Don’t expect her to turn Simon and Garfunkel, though. “Folk music is deeply rooted in that almost mythological context, and the folk music I’ve been inspired by isn’t necessarily only Western,” Dalton says. “I’ve drawn a lot from myths and ideas of shared human experience and storytelling.”
She has also been influenced by music she’s had on heavy rotation during the show’s creation, including the indie pop artist Feist, Gillian Welch (she likes how Welch tells entire stories from start to finish within a single song), and the Tuareg rock group Tinariwen, who live in the Sahara Desert region of northern Mali.
“I just decided to follow whatever feels right and it can turn out, you know, not how I expected it to but that’s just kind of the way everything I do seems to work. I have an idea and I follow it through, and it’s never quite what I envisioned but it’s exactly what it is.”
One thread in Capricorn explores the shift we all experience as we grow from child to adult, and what we can lose during that metamorphosis, an idea explored in some of the mythologies she’s been reading: “The shift from that innocence or newness and naivety, where we might lose touch with those intrinsic parts of ourselves which were once really clear in childhood — sometimes we need to find our way back to that.”
The show is directed by the award-winning Sara Brodie, with lighting directed by Jo Kilgour and audio-visual by Kaysha Bowler. Dalton will be joined by three other artists: a drummer, another singer, and a bass/synth player. They’ll be performing in the Spiegeltent, and Dalton is ready for the quirky, almost circus-like energy that stage usually produces during the Arts Festival.

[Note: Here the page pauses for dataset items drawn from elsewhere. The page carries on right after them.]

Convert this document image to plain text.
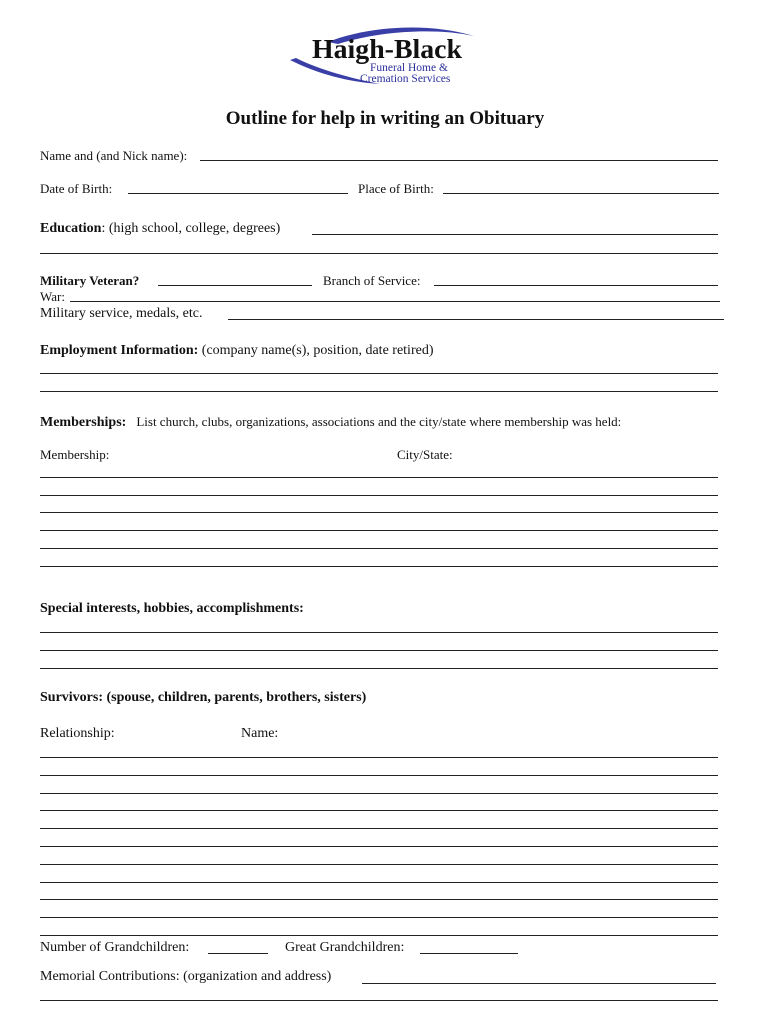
Haigh-Black
Funeral Home &
Cremation Services
Outline for help in writing an Obituary
Name and (and Nick name):
Date of Birth:	Place of Birth:
Education: (high school, college, degrees)
Military Veteran?	Branch of Service:
War:
Military service, medals, etc.
Employment Information: (company name(s), position, date retired)
Memberships: List church, clubs, organizations, associations and the city/state where membership was held:
Membership:	City/State:
Special interests, hobbies, accomplishments:
Survivors: (spouse, children, parents, brothers, sisters)
Relationship:	Name:
Number of Grandchildren:	Great Grandchildren:
Memorial Contributions: (organization and address)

Capricorn is a teaser for Dalton’s upcoming album Archetypes, due out this year. “It’s an interesting and exciting thing for me because it’s pretty much the only place people can come and share this new music.” The performance will incorporate storytelling, dance and visual effects to create an immersive experience of the music. Dalton wanted all elements of the work to cohere as a single concept, with the intention of creating a distinct experience. Exactly what that experience is it’s hard to say, she says, because the show hasn’t been “gifted” to an audience yet. But she’s excited to find out.
Estère – Into The Belly of Capricorn is on 19 March 2020, at the Spiegeltent, Aotea Square.